Calley’s platoon of the Americal Division took the lives of 300 to 500
peasants, unarmed and having no acts against the soldiers. It’s nothing wrong
to recall the gristly events at My Lai to show readers a clear sight into
hidden corners of the war.
But
why did the Blade writers fail to mention the much more gristly massacres
conducted by Vietnam Communist soldiers in the Tet 1968 Offensive around Hue
City? The cleansing campaign took the lives of many local citizens, unarmed
soldiers on vacation visiting their relatives and unarmed civil servants and
notables, priests, monks and even German professors.
A
number of victims were buried alive on the Communists’ route of retreat. In
months of searching, only corpses of about 5,000 captives among the 10.000
listed as missing were discovered in mass graves around Hue City.
If
the slaughters by American and South Vietnamese were taken into discussion, an
honest writer or speaker or journalist must not forget to bring about the
assassinations and mass murders committed by the Communist death squads during
the wars. Their victims amounted to more than 50,000 in less than 20 years, in
the war 1959-1975. Many of them were members of unarmed village and hamlet
elected officials, not including more than 250,000 RVN soldiers killed in
action.
In
a wider view, there were killing of a hundred or more Vietnamese peasants by
the South Korean troops fighting in South Vietnam. That incident must have been
included in any paper about war crimes in the Vietnam War.
Deliberate
failure to take into consideration of such crimes of the Communist side might
be called one-sidedness and selfishness. Many correspondents might be afraid of
facing troubles by Hanoi communist authorities if they publish anything that
may anger the party leaders, whose immediate reaction could be visa
cancellation.
Moreover,
how did the investigators from the Toledo Blade select people to be
interviewed? The selection and the interview were done with or without control
or presence of local Public Security officers?

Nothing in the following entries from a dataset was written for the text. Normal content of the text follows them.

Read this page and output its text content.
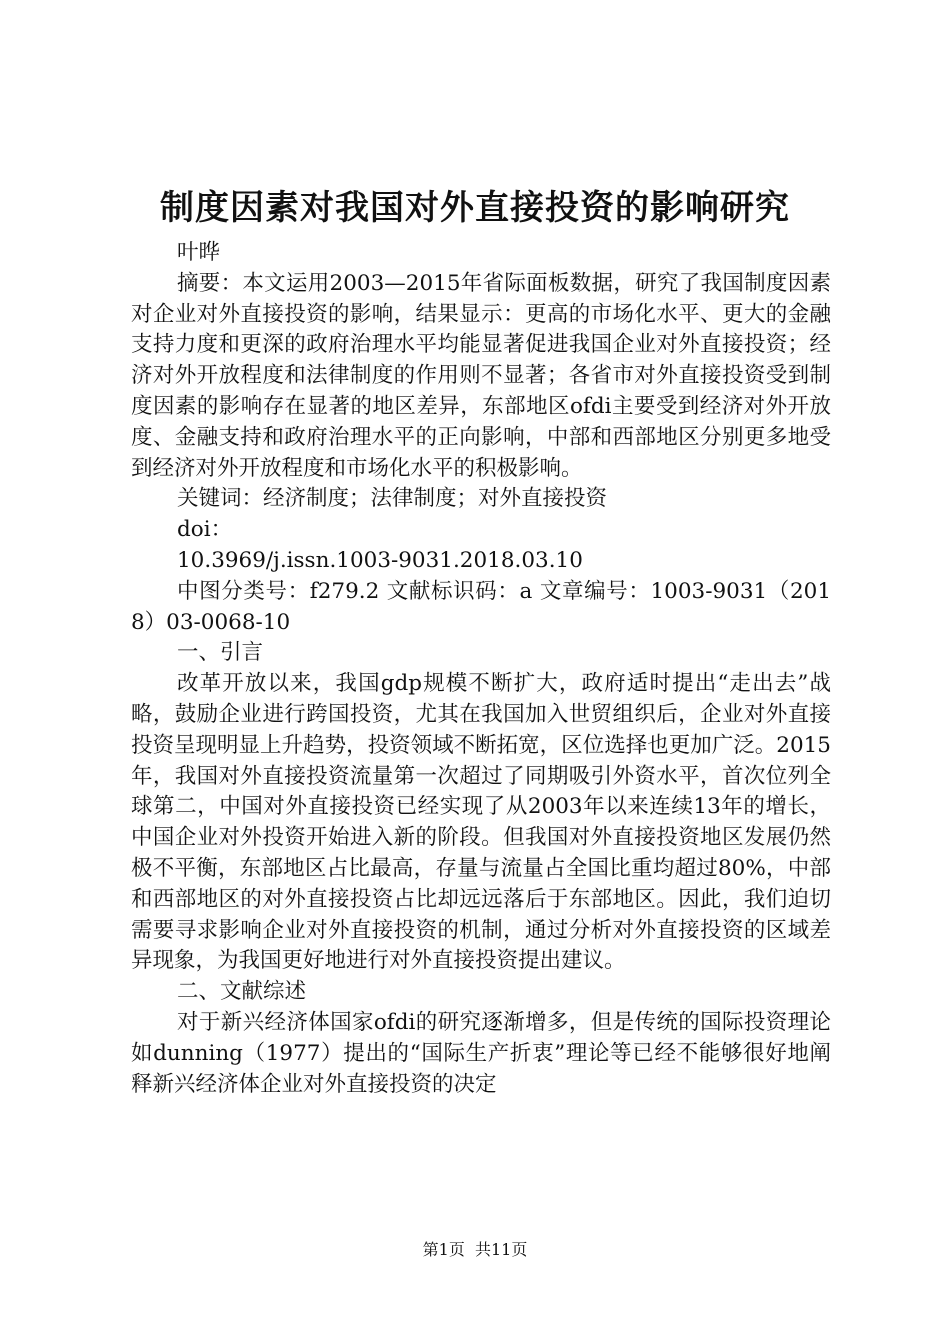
制度因素对我国对外直接投资的影响研究

叶晔

摘要：本文运用2003—2015年省际面板数据，研究了我国制度因素对企业对外直接投资的影响，结果显示：更高的市场化水平、更大的金融支持力度和更深的政府治理水平均能显著促进我国企业对外直接投资；经济对外开放程度和法律制度的作用则不显著；各省市对外直接投资受到制度因素的影响存在显著的地区差异，东部地区ofdi主要受到经济对外开放度、金融支持和政府治理水平的正向影响，中部和西部地区分别更多地受到经济对外开放程度和市场化水平的积极影响。

关键词：经济制度；法律制度；对外直接投资

doi：

10.3969/j.issn.1003-9031.2018.03.10

中图分类号：f279.2 文献标识码：a 文章编号：1003-9031（2018）03-0068-10

一、引言

改革开放以来，我国gdp规模不断扩大，政府适时提出“走出去”战略，鼓励企业进行跨国投资，尤其在我国加入世贸组织后，企业对外直接投资呈现明显上升趋势，投资领域不断拓宽，区位选择也更加广泛。2015年，我国对外直接投资流量第一次超过了同期吸引外资水平，首次位列全球第二，中国对外直接投资已经实现了从2003年以来连续13年的增长，中国企业对外投资开始进入新的阶段。但我国对外直接投资地区发展仍然极不平衡，东部地区占比最高，存量与流量占全国比重均超过80%，中部和西部地区的对外直接投资占比却远远落后于东部地区。因此，我们迫切需要寻求影响企业对外直接投资的机制，通过分析对外直接投资的区域差异现象，为我国更好地进行对外直接投资提出建议。

二、文献综述

对于新兴经济体国家ofdi的研究逐渐增多，但是传统的国际投资理论如dunning（1977）提出的“国际生产折衷”理论等已经不能够很好地阐释新兴经济体企业对外直接投资的决定

第1页  共11页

How they could be sure that the interviewees were saying the truth and
not what Communist cadres in charge of local Public Security agency had ordered
them to say?
According
to the reports, a Communist colonel from the Quang Nam province government told
reporters that he would conduct an investigation to learn more details about
the killing. In his own words he admitted, "We want to
know more about this platoon, and what they did. Why did they operate this way?
We have never heard of this before." Loud and clear.
A
Communist colonel who has never heard of such important event in his own
province! That is worth re-consideration of the allegation. In this rural area,
every villager knows the others and any pet dog of the neighbors. They must
have known the true stories if such killing actually occurred.
In
a color picture printed in one of the reports, readers can see something not
usual. The caption says it’s a marker of the place where civilians were
murdered.
As
it appears in the picture, the marker has the size of about 3.2x2 feet (110x60
cm), with thickness about 2 inc. (5 cm).
Looking closely in the picture, people could see the uneven, softly
undulated surface of the board without the sharpness of hard wood or stone at
the edges. The marker must be a wooden board covered by white paper or white
cloth on which were inscriptions in bright red characters.
The
whole thing proves itself a cheap propaganda trick. The marker looks like a
small signboard that was probably made in haste to serve a five-minute purpose:
Taking a picture to print beside an article.
In
an article of the series, The Blade reports, "a
Vietnamese official said yesterday the country wants to put the conflict behind
it even though it caused much suffering.
But in another article, the Communist colonel was quoted as saying, "This is not something we should forget."
Actually,
the Communist regime has never acted accordingly. Despite while it is urging
people to put the past behind and forget old hatred, the Party continues
stuffing young kids' heads with animosity and exercising the policy of
discrimination against the former members of the defeated nationalist
government and their descendants.
The true war crimes
should be told and recorded for history. with impartial and accurate evidence,
without providing Hanoi munitions for slanderous propaganda.